We could write an entire PhD thesis on the number of dire technical failings that would need to be addressed to stop this attack, so while this alone wouldn't have stopped it, it would have required the actor to come up with another vector of code injection which would have been easier to find.
> Only if you forbid bootstrapping
Codebases that bootstrap are the 0.1%. Those can be built via `bash build.sh` rather than deceptively hiding a Turing-complete environment behind a declarative one. Even if you need to have these in your trusted computing base somewhere, we can focus auditing resources there, especially once we've reduced the amount of auditing that we need to do on the other 99.9% of codebases now that we've systematically limited the build-time shenanigans that they can get up to.

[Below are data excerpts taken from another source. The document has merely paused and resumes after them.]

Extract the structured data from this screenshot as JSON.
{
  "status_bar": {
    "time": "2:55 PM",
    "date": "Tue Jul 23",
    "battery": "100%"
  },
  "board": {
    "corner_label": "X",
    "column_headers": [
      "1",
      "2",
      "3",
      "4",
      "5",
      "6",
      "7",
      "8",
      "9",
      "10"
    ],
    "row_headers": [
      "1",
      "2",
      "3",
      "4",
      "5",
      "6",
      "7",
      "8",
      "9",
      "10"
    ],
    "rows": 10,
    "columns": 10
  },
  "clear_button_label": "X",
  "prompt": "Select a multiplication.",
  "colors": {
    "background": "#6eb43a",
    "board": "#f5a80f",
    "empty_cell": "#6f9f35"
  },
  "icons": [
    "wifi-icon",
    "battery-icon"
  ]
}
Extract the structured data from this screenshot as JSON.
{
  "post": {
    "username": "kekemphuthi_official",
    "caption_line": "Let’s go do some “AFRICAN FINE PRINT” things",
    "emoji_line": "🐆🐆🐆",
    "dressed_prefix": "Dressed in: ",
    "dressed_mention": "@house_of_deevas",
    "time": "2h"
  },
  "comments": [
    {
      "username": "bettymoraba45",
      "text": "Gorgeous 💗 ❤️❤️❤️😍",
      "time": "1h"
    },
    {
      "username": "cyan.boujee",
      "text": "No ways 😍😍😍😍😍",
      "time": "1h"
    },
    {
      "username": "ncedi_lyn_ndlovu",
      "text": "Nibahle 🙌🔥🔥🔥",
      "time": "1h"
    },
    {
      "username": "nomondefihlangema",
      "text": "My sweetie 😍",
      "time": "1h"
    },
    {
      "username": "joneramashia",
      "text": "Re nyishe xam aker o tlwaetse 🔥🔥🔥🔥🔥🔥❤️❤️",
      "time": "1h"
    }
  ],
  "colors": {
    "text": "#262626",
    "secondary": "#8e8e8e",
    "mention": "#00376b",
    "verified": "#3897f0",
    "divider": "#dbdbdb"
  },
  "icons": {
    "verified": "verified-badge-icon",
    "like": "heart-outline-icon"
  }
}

Concretely, what security issues are solved by forcing the build specification language to be Turing incomplete? My guess is the answer is "none."

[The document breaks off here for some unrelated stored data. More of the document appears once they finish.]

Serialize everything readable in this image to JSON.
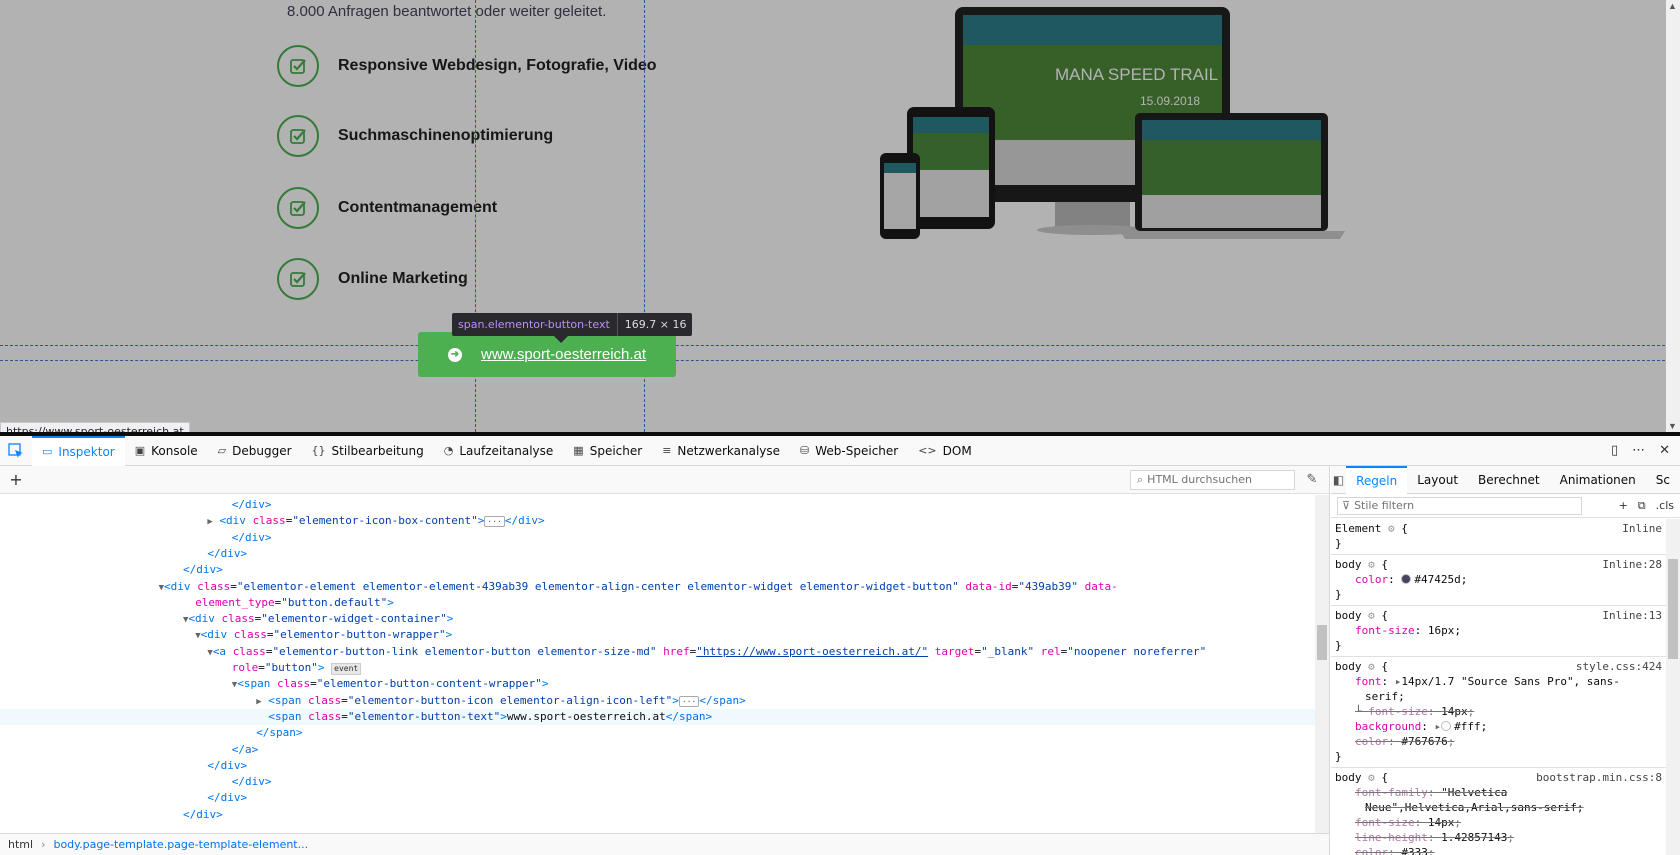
{
  "page": {
    "intro_text": "8.000 Anfragen beantwortet oder weiter geleitet.",
    "features": [
      {
        "label": "Responsive Webdesign, Fotografie, Video",
        "icon": "check-square-icon"
      },
      {
        "label": "Suchmaschinenoptimierung",
        "icon": "check-square-icon"
      },
      {
        "label": "Contentmanagement",
        "icon": "check-square-icon"
      },
      {
        "label": "Online Marketing",
        "icon": "check-square-icon"
      }
    ],
    "image_text": {
      "title": "MANA SPEED TRAIL",
      "date": "15.09.2018"
    },
    "cta_text": "www.sport-oesterreich.at",
    "accent_color": "#4caf50"
  },
  "tooltip": {
    "selector": "span.elementor-button-text",
    "size": "169.7 × 16"
  },
  "status_link": "https://www.sport-oesterreich.at",
  "devtools": {
    "tabs": [
      {
        "label": "Inspektor",
        "icon": "inspector-icon",
        "active": true
      },
      {
        "label": "Konsole",
        "icon": "console-icon"
      },
      {
        "label": "Debugger",
        "icon": "debugger-icon"
      },
      {
        "label": "Stilbearbeitung",
        "icon": "braces-icon"
      },
      {
        "label": "Laufzeitanalyse",
        "icon": "performance-icon"
      },
      {
        "label": "Speicher",
        "icon": "memory-icon"
      },
      {
        "label": "Netzwerkanalyse",
        "icon": "network-icon"
      },
      {
        "label": "Web-Speicher",
        "icon": "storage-icon"
      },
      {
        "label": "DOM",
        "icon": "dom-icon"
      }
    ],
    "search_placeholder": "HTML durchsuchen",
    "breadcrumb": {
      "html": "html",
      "body": "body.page-template.page-template-element..."
    },
    "markup_lines": [
      {
        "indent": 19,
        "html": "<span class=\"tag\">&lt;/div&gt;</span>"
      },
      {
        "indent": 17,
        "html": "<span class=\"twisty\">▶</span> <span class=\"tag\">&lt;div</span> <span class=\"an\">class</span>=<span class=\"av\">\"elementor-icon-box-content\"</span><span class=\"tag\">&gt;</span><span class=\"dots\">···</span><span class=\"tag\">&lt;/div&gt;</span>"
      },
      {
        "indent": 19,
        "html": "<span class=\"tag\">&lt;/div&gt;</span>"
      },
      {
        "indent": 17,
        "html": "<span class=\"tag\">&lt;/div&gt;</span>"
      },
      {
        "indent": 15,
        "html": "<span class=\"tag\">&lt;/div&gt;</span>"
      },
      {
        "indent": 13,
        "html": "<span class=\"twisty\">▼</span><span class=\"tag\">&lt;div</span> <span class=\"an\">class</span>=<span class=\"av\">\"elementor-element elementor-element-439ab39 elementor-align-center elementor-widget elementor-widget-button\"</span> <span class=\"an\">data-id</span>=<span class=\"av\">\"439ab39\"</span> <span class=\"an\">data-</span>"
      },
      {
        "indent": 16,
        "html": "<span class=\"an\">element_type</span>=<span class=\"av\">\"button.default\"</span><span class=\"tag\">&gt;</span>"
      },
      {
        "indent": 15,
        "html": "<span class=\"twisty\">▼</span><span class=\"tag\">&lt;div</span> <span class=\"an\">class</span>=<span class=\"av\">\"elementor-widget-container\"</span><span class=\"tag\">&gt;</span>"
      },
      {
        "indent": 16,
        "html": "<span class=\"twisty\">▼</span><span class=\"tag\">&lt;div</span> <span class=\"an\">class</span>=<span class=\"av\">\"elementor-button-wrapper\"</span><span class=\"tag\">&gt;</span>"
      },
      {
        "indent": 17,
        "html": "<span class=\"twisty\">▼</span><span class=\"tag\">&lt;a</span> <span class=\"an\">class</span>=<span class=\"av\">\"elementor-button-link elementor-button elementor-size-md\"</span> <span class=\"an\">href</span>=<span class=\"av\" style=\"text-decoration:underline\">\"https://www.sport-oesterreich.at/\"</span> <span class=\"an\">target</span>=<span class=\"av\">\"_blank\"</span> <span class=\"an\">rel</span>=<span class=\"av\">\"noopener noreferrer\"</span>"
      },
      {
        "indent": 19,
        "html": "<span class=\"an\">role</span>=<span class=\"av\">\"button\"</span><span class=\"tag\">&gt;</span> <span class=\"evbadge\">event</span>"
      },
      {
        "indent": 19,
        "html": "<span class=\"twisty\">▼</span><span class=\"tag\">&lt;span</span> <span class=\"an\">class</span>=<span class=\"av\">\"elementor-button-content-wrapper\"</span><span class=\"tag\">&gt;</span>"
      },
      {
        "indent": 21,
        "html": "<span class=\"twisty\">▶</span> <span class=\"tag\">&lt;span</span> <span class=\"an\">class</span>=<span class=\"av\">\"elementor-button-icon elementor-align-icon-left\"</span><span class=\"tag\">&gt;</span><span class=\"dots\">···</span><span class=\"tag\">&lt;/span&gt;</span>"
      },
      {
        "indent": 22,
        "selected": true,
        "html": "<span class=\"tag\">&lt;span</span> <span class=\"an\">class</span>=<span class=\"av\">\"elementor-button-text\"</span><span class=\"tag\">&gt;</span>www.sport-oesterreich.at<span class=\"tag\">&lt;/span&gt;</span>"
      },
      {
        "indent": 21,
        "html": "<span class=\"tag\">&lt;/span&gt;</span>"
      },
      {
        "indent": 19,
        "html": "<span class=\"tag\">&lt;/a&gt;</span>"
      },
      {
        "indent": 17,
        "html": "<span class=\"tag\">&lt;/div&gt;</span>"
      },
      {
        "indent": 19,
        "html": "<span class=\"tag\">&lt;/div&gt;</span>"
      },
      {
        "indent": 17,
        "html": "<span class=\"tag\">&lt;/div&gt;</span>"
      },
      {
        "indent": 15,
        "html": "<span class=\"tag\">&lt;/div&gt;</span>"
      }
    ],
    "rules_tabs": [
      "Regeln",
      "Layout",
      "Berechnet",
      "Animationen",
      "Sc"
    ],
    "rules_filter_placeholder": "Stile filtern",
    "rules_cls": ".cls",
    "rules": [
      {
        "selector": "Element",
        "source": "Inline",
        "decls": []
      },
      {
        "selector": "body",
        "source": "Inline:28",
        "decls": [
          {
            "prop": "color",
            "value": "#47425d",
            "swatch": "#47425d"
          }
        ]
      },
      {
        "selector": "body",
        "source": "Inline:13",
        "decls": [
          {
            "prop": "font-size",
            "value": "16px"
          }
        ]
      },
      {
        "selector": "body",
        "source": "style.css:424",
        "decls": [
          {
            "prop": "font",
            "value": "14px/1.7 \"Source Sans Pro\", sans-",
            "cont": "serif;",
            "expand": true
          },
          {
            "prop": "font-size",
            "value": "14px",
            "struck": true,
            "sub": true
          },
          {
            "prop": "background",
            "value": "#fff",
            "swatch": "#ffffff",
            "expand": true
          },
          {
            "prop": "color",
            "value": "#767676",
            "struck": true
          }
        ]
      },
      {
        "selector": "body",
        "source": "bootstrap.min.css:8",
        "decls": [
          {
            "prop": "font-family",
            "value": "\"Helvetica",
            "cont": "Neue\",Helvetica,Arial,sans-serif;",
            "struck": true
          },
          {
            "prop": "font-size",
            "value": "14px",
            "struck": true
          },
          {
            "prop": "line-height",
            "value": "1.42857143",
            "struck": true
          },
          {
            "prop": "color",
            "value": "#333",
            "struck": true
          }
        ]
      }
    ]
  }
}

At worst, you're actually creating more holes. The reason autoconf/automake exist and M4 scripts are innocuous in the first place is because the build system uses an underpowered language and developers have to turn to code generation to get around it.

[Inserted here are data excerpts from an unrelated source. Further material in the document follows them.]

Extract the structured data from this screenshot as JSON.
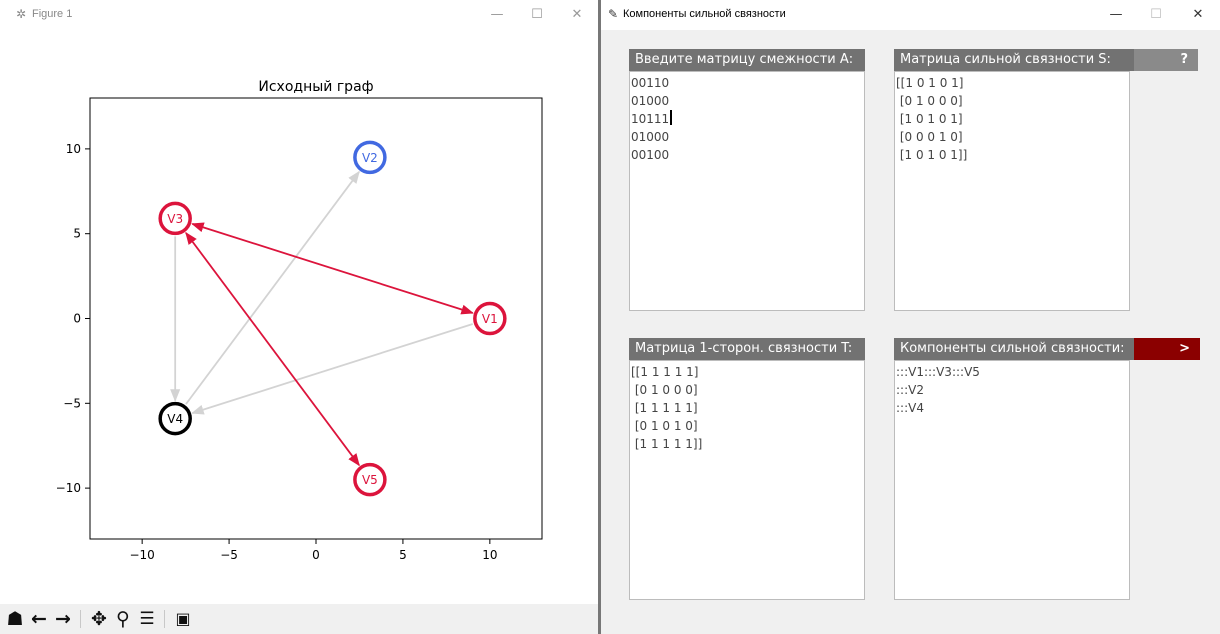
{
  "figure_window": {
    "title": "Figure 1",
    "controls": {
      "minimize": "—",
      "maximize": "☐",
      "close": "✕"
    },
    "toolbar": [
      "home-icon",
      "back-icon",
      "forward-icon",
      "pan-icon",
      "zoom-icon",
      "configure-icon",
      "save-icon"
    ]
  },
  "chart_data": {
    "type": "scatter",
    "title": "Исходный граф",
    "xlim": [
      -13,
      13
    ],
    "ylim": [
      -13,
      13
    ],
    "xticks": [
      -10,
      -5,
      0,
      5,
      10
    ],
    "yticks": [
      10,
      5,
      0,
      -5,
      -10
    ],
    "tick_labels_x": [
      "−10",
      "−5",
      "0",
      "5",
      "10"
    ],
    "tick_labels_y": [
      "10",
      "5",
      "0",
      "−5",
      "−10"
    ],
    "grid": false,
    "nodes": [
      {
        "id": "V1",
        "label": "V1",
        "x": 10,
        "y": 0,
        "color": "#dc143c"
      },
      {
        "id": "V2",
        "label": "V2",
        "x": 3.1,
        "y": 9.5,
        "color": "#4169e1"
      },
      {
        "id": "V3",
        "label": "V3",
        "x": -8.1,
        "y": 5.9,
        "color": "#dc143c"
      },
      {
        "id": "V4",
        "label": "V4",
        "x": -8.1,
        "y": -5.9,
        "color": "#000000"
      },
      {
        "id": "V5",
        "label": "V5",
        "x": 3.1,
        "y": -9.5,
        "color": "#dc143c"
      }
    ],
    "edges": [
      {
        "from": "V1",
        "to": "V4",
        "color": "#d3d3d3",
        "both": false
      },
      {
        "from": "V4",
        "to": "V2",
        "color": "#d3d3d3",
        "both": false
      },
      {
        "from": "V3",
        "to": "V4",
        "color": "#d3d3d3",
        "both": false
      },
      {
        "from": "V1",
        "to": "V3",
        "color": "#dc143c",
        "both": true
      },
      {
        "from": "V3",
        "to": "V5",
        "color": "#dc143c",
        "both": true
      }
    ]
  },
  "app_window": {
    "title": "Компоненты сильной связности",
    "controls": {
      "minimize": "—",
      "maximize": "☐",
      "close": "✕"
    },
    "panel_adjacency": {
      "header": "Введите матрицу смежности А:",
      "lines": [
        "00110",
        "01000",
        "10111",
        "01000",
        "00100"
      ]
    },
    "panel_strong": {
      "header": "Матрица сильной связности S:",
      "button": "?",
      "lines": [
        "[[1 0 1 0 1]",
        " [0 1 0 0 0]",
        " [1 0 1 0 1]",
        " [0 0 0 1 0]",
        " [1 0 1 0 1]]"
      ]
    },
    "panel_oneway": {
      "header": "Матрица 1-сторон. связности T:",
      "lines": [
        "[[1 1 1 1 1]",
        " [0 1 0 0 0]",
        " [1 1 1 1 1]",
        " [0 1 0 1 0]",
        " [1 1 1 1 1]]"
      ]
    },
    "panel_components": {
      "header": "Компоненты сильной связности:",
      "button": ">",
      "lines": [
        ":::V1:::V3:::V5",
        ":::V2",
        ":::V4"
      ]
    },
    "colors": {
      "header_bg": "#727272",
      "help_button_bg": "#8a8a8a",
      "run_button_bg": "#8b0000",
      "text": "#444444"
    }
  }
}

If you kneecap the build system's language you're not solving problems. You're creating them.
> it would have required the actor to come up with another vector of code injection which would have been easier to find.
If make was standardized and could programmatically determine the environment its run under and write full programs then the attack vector wouldn't exist in the first place.
> Codebases that bootstrap are the 0.1%.
We have different experiences, because ime it's close to 100% especially when you include transitive dependencies. When you care about supply chain security you care about being able to bootstrap from sources for your code and all your dependencies, and it's almost guaranteed that one of your dependencies needs to be bootstrapped.
> 99.9% of all projects have the capability to be built with trivial declarative rulesets.
Only if you forbid bootstrapping, which all projects ultimately rely on at some point in their supply chain.